Yvan Craipeau (/fr/; 24 September 1911 – 13 December 2001) was a French Trotskyist activist.

==Biography==
Born in La Roche-sur-Yon, he helped found a local independent Marxist organisation while he was still in his teens. Expelled from school, he moved to Paris and became associated with the Trotskyist group around La Verité. In 1930, the group founded the Communist League. It considered itself an external faction of the Communist Party of France and so admitted current and former members of the French Communist Party. However, the rule was relaxed, and Craipeau was allowed to join in 1931. He joined the League's executive committee with the responsibility for developing a youth wing.

By 1933, he was able to organise a meeting attended by 1000 members of the youth wings of the Communist Party and the Section française de l'Internationale ouvrière. In 1933, he was Trotsky's personal secretary.

In 1936, Craipeau became a leading member of the new Internationalist Workers Party (POI). The following year, in reaction to Trotsky's The Revolution Betrayed, he began a re-analysis of the nature of the Soviet Union. He concluded that it could not be defended, as Trotsky held, as a degenerated workers' state but that it was a bureaucratic collectivist system, an idea that he introduced to Trotskyism.

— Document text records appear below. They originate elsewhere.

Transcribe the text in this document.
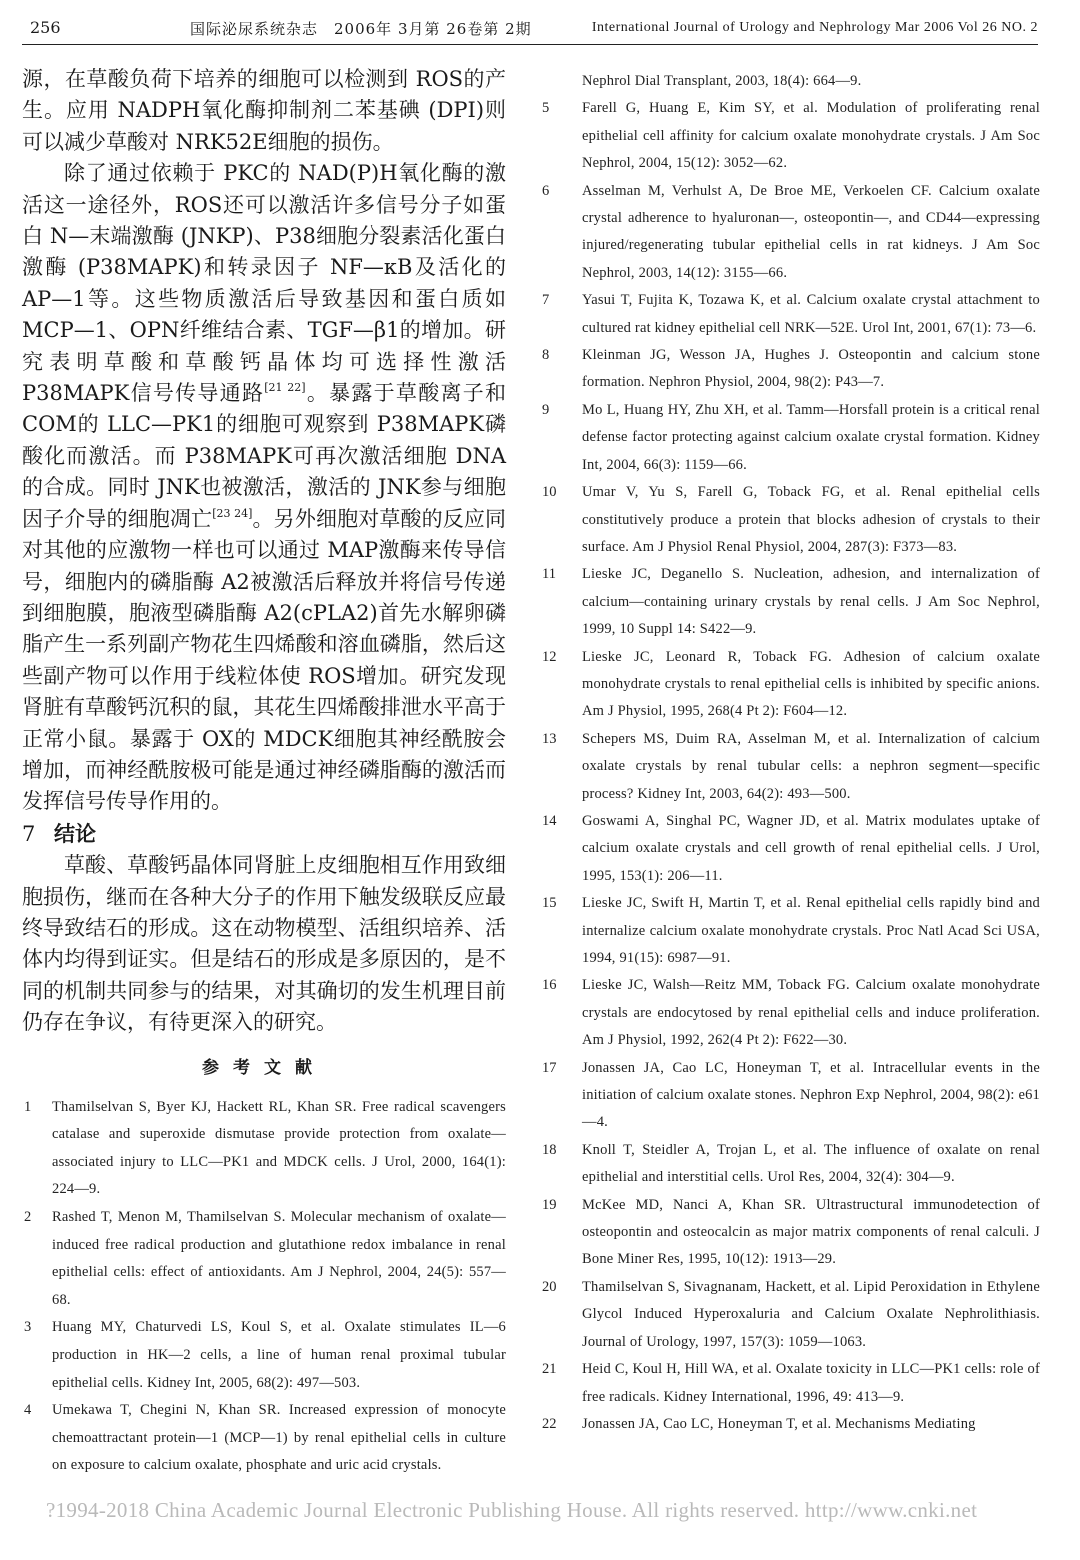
256	国际泌尿系统杂志　2006年 3月第 26卷第 2期	International Journal of Urology and Nephrology Mar 2006 Vol 26 NO. 2

源，在草酸负荷下培养的细胞可以检测到 ROS的产生。应用 NADPH氧化酶抑制剂二苯基碘 (DPI)则可以减少草酸对 NRK52E细胞的损伤。

除了通过依赖于 PKC的 NAD(P)H氧化酶的激活这一途径外，ROS还可以激活许多信号分子如蛋白 N—末端激酶 (JNKP)、P38细胞分裂素活化蛋白激酶 (P38MAPK)和转录因子 NF—κB及活化的 AP—1等。这些物质激活后导致基因和蛋白质如 MCP—1、OPN纤维结合素、TGF—β1的增加。研究表明草酸和草酸钙晶体均可选择性激活 P38MAPK信号传导通路[21 22]。暴露于草酸离子和 COM的 LLC—PK1的细胞可观察到 P38MAPK磷酸化而激活。而 P38MAPK可再次激活细胞 DNA的合成。同时 JNK也被激活，激活的 JNK参与细胞因子介导的细胞凋亡[23 24]。另外细胞对草酸的反应同对其他的应激物一样也可以通过 MAP激酶来传导信号，细胞内的磷脂酶 A2被激活后释放并将信号传递到细胞膜，胞液型磷脂酶 A2(cPLA2)首先水解卵磷脂产生一系列副产物花生四烯酸和溶血磷脂，然后这些副产物可以作用于线粒体使 ROS增加。研究发现肾脏有草酸钙沉积的鼠，其花生四烯酸排泄水平高于正常小鼠。暴露于 OX的 MDCK细胞其神经酰胺会增加，而神经酰胺极可能是通过神经磷脂酶的激活而发挥信号传导作用的。

7 结论

草酸、草酸钙晶体同肾脏上皮细胞相互作用致细胞损伤，继而在各种大分子的作用下触发级联反应最终导致结石的形成。这在动物模型、活组织培养、活体内均得到证实。但是结石的形成是多原因的，是不同的机制共同参与的结果，对其确切的发生机理目前仍存在争议，有待更深入的研究。

参考文献
1	Thamilselvan S, Byer KJ, Hackett RL, Khan SR. Free radical scavengers catalase and superoxide dismutase provide protection from oxalate—associated injury to LLC—PK1 and MDCK cells. J Urol, 2000, 164(1): 224—9.
2	Rashed T, Menon M, Thamilselvan S. Molecular mechanism of oxalate—induced free radical production and glutathione redox imbalance in renal epithelial cells: effect of antioxidants. Am J Nephrol, 2004, 24(5): 557—68.
3	Huang MY, Chaturvedi LS, Koul S, et al. Oxalate stimulates IL—6 production in HK—2 cells, a line of human renal proximal tubular epithelial cells. Kidney Int, 2005, 68(2): 497—503.
4	Umekawa T, Chegini N, Khan SR. Increased expression of monocyte chemoattractant protein—1 (MCP—1) by renal epithelial cells in culture on exposure to calcium oxalate, phosphate and uric acid crystals.
Nephrol Dial Transplant, 2003, 18(4): 664—9.
5	Farell G, Huang E, Kim SY, et al. Modulation of proliferating renal epithelial cell affinity for calcium oxalate monohydrate crystals. J Am Soc Nephrol, 2004, 15(12): 3052—62.
6	Asselman M, Verhulst A, De Broe ME, Verkoelen CF. Calcium oxalate crystal adherence to hyaluronan—, osteopontin—, and CD44—expressing injured/regenerating tubular epithelial cells in rat kidneys. J Am Soc Nephrol, 2003, 14(12): 3155—66.
7	Yasui T, Fujita K, Tozawa K, et al. Calcium oxalate crystal attachment to cultured rat kidney epithelial cell NRK—52E. Urol Int, 2001, 67(1): 73—6.
8	Kleinman JG, Wesson JA, Hughes J. Osteopontin and calcium stone formation. Nephron Physiol, 2004, 98(2): P43—7.
9	Mo L, Huang HY, Zhu XH, et al. Tamm—Horsfall protein is a critical renal defense factor protecting against calcium oxalate crystal formation. Kidney Int, 2004, 66(3): 1159—66.
10	Umar V, Yu S, Farell G, Toback FG, et al. Renal epithelial cells constitutively produce a protein that blocks adhesion of crystals to their surface. Am J Physiol Renal Physiol, 2004, 287(3): F373—83.
11	Lieske JC, Deganello S. Nucleation, adhesion, and internalization of calcium—containing urinary crystals by renal cells. J Am Soc Nephrol, 1999, 10 Suppl 14: S422—9.
12	Lieske JC, Leonard R, Toback FG. Adhesion of calcium oxalate monohydrate crystals to renal epithelial cells is inhibited by specific anions. Am J Physiol, 1995, 268(4 Pt 2): F604—12.
13	Schepers MS, Duim RA, Asselman M, et al. Internalization of calcium oxalate crystals by renal tubular cells: a nephron segment—specific process? Kidney Int, 2003, 64(2): 493—500.
14	Goswami A, Singhal PC, Wagner JD, et al. Matrix modulates uptake of calcium oxalate crystals and cell growth of renal epithelial cells. J Urol, 1995, 153(1): 206—11.
15	Lieske JC, Swift H, Martin T, et al. Renal epithelial cells rapidly bind and internalize calcium oxalate monohydrate crystals. Proc Natl Acad Sci USA, 1994, 91(15): 6987—91.
16	Lieske JC, Walsh—Reitz MM, Toback FG. Calcium oxalate monohydrate crystals are endocytosed by renal epithelial cells and induce proliferation. Am J Physiol, 1992, 262(4 Pt 2): F622—30.
17	Jonassen JA, Cao LC, Honeyman T, et al. Intracellular events in the initiation of calcium oxalate stones. Nephron Exp Nephrol, 2004, 98(2): e61—4.
18	Knoll T, Steidler A, Trojan L, et al. The influence of oxalate on renal epithelial and interstitial cells. Urol Res, 2004, 32(4): 304—9.
19	McKee MD, Nanci A, Khan SR. Ultrastructural immunodetection of osteopontin and osteocalcin as major matrix components of renal calculi. J Bone Miner Res, 1995, 10(12): 1913—29.
20	Thamilselvan S, Sivagnanam, Hackett, et al. Lipid Peroxidation in Ethylene Glycol Induced Hyperoxaluria and Calcium Oxalate Nephrolithiasis. Journal of Urology, 1997, 157(3): 1059—1063.
21	Heid C, Koul H, Hill WA, et al. Oxalate toxicity in LLC—PK1 cells: role of free radicals. Kidney International, 1996, 49: 413—9.
22	Jonassen JA, Cao LC, Honeyman T, et al. Mechanisms Mediating
?1994-2018 China Academic Journal Electronic Publishing House. All rights reserved. http://www.cnki.net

During World War II, he was pronounced unfit for duty, and attempted, with Marcel Hic, to publish La Verité secretly. This was difficult, and following a series of setbacks, he turned instead to work influencing the German Army. He wrote an account of this activity in his books Contre vents et marées and La Libération Confisquée. The former work, on the Occupation period itself, was published in English in 2013.

In 1944, Craipeau was the architect of unity between three of France's four Trotskyist groups: the POI itself, the Comités Communistes Internationalistes and the Octobre group. They formed the Internationalist Communist Party, and in 1946, he was elected its General Secretary. In the same year, he was also elevated to the International Secretariat of the Fourth International. However, he could not agree with the International's perspective that a crisis in capitalism was imminent, and soon after the POI sided with the International, he was expelled.

Craipeau temporarily withdrew from politics, and in 1951, he moved to Basse-Terre in Guadeloupe, where he became a school teacher and soon secretary of the National Education Federation trade union.

In 1954, Craipeau returned to mainland France, where he participated in the creation of the New Left. This fused with the Movement for the Liberation of the City to form the Union of the Socialist Left (UGS) and, in 1960 with several groups to form the Unified Socialist Party (PSU). He remained a leading member of this party for many years, during which he wrote numerous books on left-wing politics and revolution.

He died in Paris.

==Works==
- Swimming against the Tide: Trotskyists in German-occupied France, Merlin, London, 2013. Translation and introduction by David Broder, with a documentary appendix.